FTX, the cryptocurrency exchange led by billionaire Sam Bankman-Fried, has entered negotiations to acquire a stake in the beleaguered crypto lending firm BlockFi, according to a report today in the Wall Street Journal, citing unnamed sources.
The acquisition talks come on the heels of BlockFi's announcement earlier this week that it secured a $250 million line of credit from FTX, which the crypto industry largely recognized as a "bailout."
"This agreement also unlocks future collaboration and innovation between BlockFi & FTX as we work to accelerate prosperity worldwide through crypto financial services," BlockFi CEO Zac Prince tweeted at the time.
The “definitive documents” that spell out the terms of BlockFi's line of credit from FTX are still underway and could include the crypto exchange acquiring a stake in the battered crypto lender. Unnamed sources familiar with discussions between BlockFi and FTX told the Wall Street Journal on Friday that an equity agreement had not yet been reached.
Prince explained on Tuesday that the revolving line of credit will be subordinate to client funds, meaning that the company will meet its obligations to its customers before repaying FTX.
Prince told Bloomberg that taking the line of credit was equal parts offensive and defensive, in terms of strategy, and that the company processed a "higher-than-usual volume" of withdrawals last week, when news about a possible bank run at its competitor Celsius shook markets. Celsius abruptly suspended all user withdrawals from its platform nearly two weeks ago and has been all but silent ever since.
"We felt that it was a smart, offensive and strategic decision for BlockFi to bolster the balance sheet with a big number, and tell everybody about it," he said.

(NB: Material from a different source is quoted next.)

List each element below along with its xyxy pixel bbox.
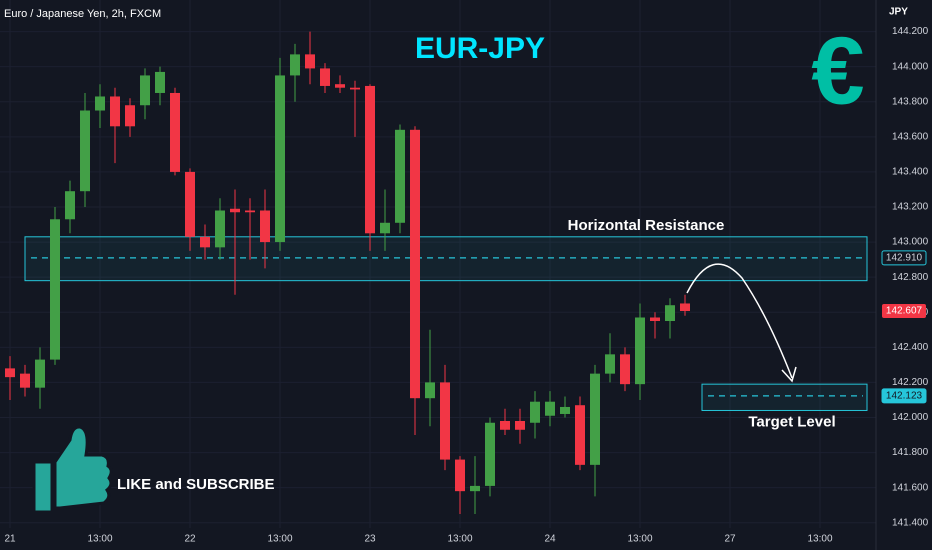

Meanwhile, FTX CEO Bankman-Fried has been quiet about the BlockFi deal. But yesterday he did bemoan the reluctance of venture capitalists to provide more of a backstop for crypto startups during the market downturn.
Bankman-Fried said on Sunday, before the BlockFi deal was announced, that he feels his companies "have a responsibility to seriously consider stepping in, even if it is at a loss to ourselves, to stem contagion."